What I am learning to trust in is the strong pull of this knowing. You might call this intuition, but for me, as I live deeper into the cells of my own body, it is knowing.

I found, what I guess you could call the ‘best’ book of 2009, this way. I saw it on a friend’s desk and knew I must read it. The pull was unavoidable. A friend had given him the book, for reasons he couldn’t understand. He had no intention of reading it, but for some reason had not yet given it away.

I would call this book a gift. A gift given and gratefully, and voraciously, received. Not all of the book kept my rapt attention, but the parts that did carried me deeper into the darkness, deeper into the parts of myself that were thirsting for light. I was yearning for gnosis. Through a marriage of the wisdom of this book and my own willingness to allow a new kind of knowing to emerge from within, I began to deepen my trust in this darkness.
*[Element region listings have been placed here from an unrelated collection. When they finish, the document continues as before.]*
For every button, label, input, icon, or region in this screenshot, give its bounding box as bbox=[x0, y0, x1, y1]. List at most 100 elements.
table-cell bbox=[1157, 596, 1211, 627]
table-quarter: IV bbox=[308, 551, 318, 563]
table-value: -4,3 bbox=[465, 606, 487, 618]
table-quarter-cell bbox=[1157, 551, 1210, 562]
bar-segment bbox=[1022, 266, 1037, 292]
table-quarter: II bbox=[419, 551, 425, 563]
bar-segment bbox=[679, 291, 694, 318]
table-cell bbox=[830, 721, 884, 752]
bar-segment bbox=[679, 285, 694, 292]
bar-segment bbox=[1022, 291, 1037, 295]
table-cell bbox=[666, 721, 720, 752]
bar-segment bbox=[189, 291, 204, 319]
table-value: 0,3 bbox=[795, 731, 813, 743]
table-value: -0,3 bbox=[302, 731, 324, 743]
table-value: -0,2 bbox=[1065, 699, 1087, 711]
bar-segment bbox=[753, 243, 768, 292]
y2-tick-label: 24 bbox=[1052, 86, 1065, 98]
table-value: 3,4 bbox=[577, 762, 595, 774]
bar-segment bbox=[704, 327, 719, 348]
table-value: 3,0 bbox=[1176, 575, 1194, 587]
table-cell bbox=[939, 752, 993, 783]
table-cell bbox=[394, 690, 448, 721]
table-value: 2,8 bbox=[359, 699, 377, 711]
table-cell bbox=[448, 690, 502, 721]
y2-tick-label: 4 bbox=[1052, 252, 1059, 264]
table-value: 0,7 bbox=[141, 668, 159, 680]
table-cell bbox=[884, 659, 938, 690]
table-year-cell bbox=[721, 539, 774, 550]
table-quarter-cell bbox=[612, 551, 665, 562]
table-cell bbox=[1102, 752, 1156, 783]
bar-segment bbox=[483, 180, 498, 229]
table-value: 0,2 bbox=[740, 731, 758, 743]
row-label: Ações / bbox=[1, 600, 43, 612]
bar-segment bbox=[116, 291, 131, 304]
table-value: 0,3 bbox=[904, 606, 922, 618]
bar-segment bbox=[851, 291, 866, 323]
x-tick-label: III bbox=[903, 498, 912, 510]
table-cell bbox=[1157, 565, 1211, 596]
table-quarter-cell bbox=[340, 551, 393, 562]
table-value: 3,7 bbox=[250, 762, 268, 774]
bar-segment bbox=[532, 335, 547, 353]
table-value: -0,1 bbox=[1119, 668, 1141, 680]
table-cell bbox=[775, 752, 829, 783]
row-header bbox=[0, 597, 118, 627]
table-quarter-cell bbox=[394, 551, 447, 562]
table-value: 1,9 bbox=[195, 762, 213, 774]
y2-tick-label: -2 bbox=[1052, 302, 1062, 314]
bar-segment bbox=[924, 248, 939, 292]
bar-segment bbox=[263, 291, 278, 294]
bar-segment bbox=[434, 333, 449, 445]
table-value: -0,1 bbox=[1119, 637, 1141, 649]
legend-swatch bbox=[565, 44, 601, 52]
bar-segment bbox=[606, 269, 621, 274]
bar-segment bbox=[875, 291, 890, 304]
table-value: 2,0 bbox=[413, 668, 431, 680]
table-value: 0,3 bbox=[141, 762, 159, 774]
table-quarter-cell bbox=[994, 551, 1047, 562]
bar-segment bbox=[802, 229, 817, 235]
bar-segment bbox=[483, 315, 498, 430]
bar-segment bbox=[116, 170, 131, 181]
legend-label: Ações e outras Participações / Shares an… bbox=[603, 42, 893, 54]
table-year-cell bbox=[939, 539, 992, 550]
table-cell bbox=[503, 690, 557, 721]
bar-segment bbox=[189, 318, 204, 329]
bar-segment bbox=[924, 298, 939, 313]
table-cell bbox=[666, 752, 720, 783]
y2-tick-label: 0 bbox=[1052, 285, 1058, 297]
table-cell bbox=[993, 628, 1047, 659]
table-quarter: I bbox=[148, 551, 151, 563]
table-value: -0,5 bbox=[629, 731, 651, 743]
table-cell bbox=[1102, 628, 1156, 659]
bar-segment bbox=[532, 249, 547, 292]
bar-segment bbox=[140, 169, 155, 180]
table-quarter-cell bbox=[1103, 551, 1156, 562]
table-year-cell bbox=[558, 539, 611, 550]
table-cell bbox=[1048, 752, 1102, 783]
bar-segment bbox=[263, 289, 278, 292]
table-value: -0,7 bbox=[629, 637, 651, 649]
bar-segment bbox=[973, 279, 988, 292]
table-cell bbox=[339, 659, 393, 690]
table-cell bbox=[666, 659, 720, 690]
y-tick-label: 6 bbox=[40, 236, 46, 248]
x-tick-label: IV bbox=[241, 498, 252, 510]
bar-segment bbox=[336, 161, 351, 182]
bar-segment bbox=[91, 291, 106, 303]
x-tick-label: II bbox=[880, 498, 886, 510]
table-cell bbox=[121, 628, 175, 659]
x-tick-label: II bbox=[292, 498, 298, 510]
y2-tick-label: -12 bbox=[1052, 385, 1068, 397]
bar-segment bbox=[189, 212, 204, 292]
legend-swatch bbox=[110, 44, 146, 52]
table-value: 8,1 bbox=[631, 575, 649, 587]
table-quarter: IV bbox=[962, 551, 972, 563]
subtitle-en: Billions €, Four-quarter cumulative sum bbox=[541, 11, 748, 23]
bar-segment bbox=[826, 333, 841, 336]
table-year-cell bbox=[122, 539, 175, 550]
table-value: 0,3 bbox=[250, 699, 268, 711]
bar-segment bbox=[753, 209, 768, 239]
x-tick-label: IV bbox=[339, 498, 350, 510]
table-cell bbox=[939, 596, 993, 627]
The book that has so many dog ears, cracks in the spine, lines underlined, recommendations to others, is Dancing in the Flames: The Dark Goddess in the Transformation of Consciousness. The authors are Marion Woodman and Elinor Dickson. In my knowing, this book can be a guide book for the journey into darkness that we all, and most especially women, must take. As Woodman states, “The evolutionary imperative within the collective unconscious is pushing us toward a new level of consciousness.” We must learn to stand alone, in our own wholeness, if we are going to survive. And, learning to stand alone means diving into the darkness, to come to know ourselves again in a whole new way.

As Odier shares, there is beauty in darkness. It is the rich soil from where all of life emerges.

Today’s post is Day 4 (best book) of Gwen Bells’ Best of 2009 Blog Challenge.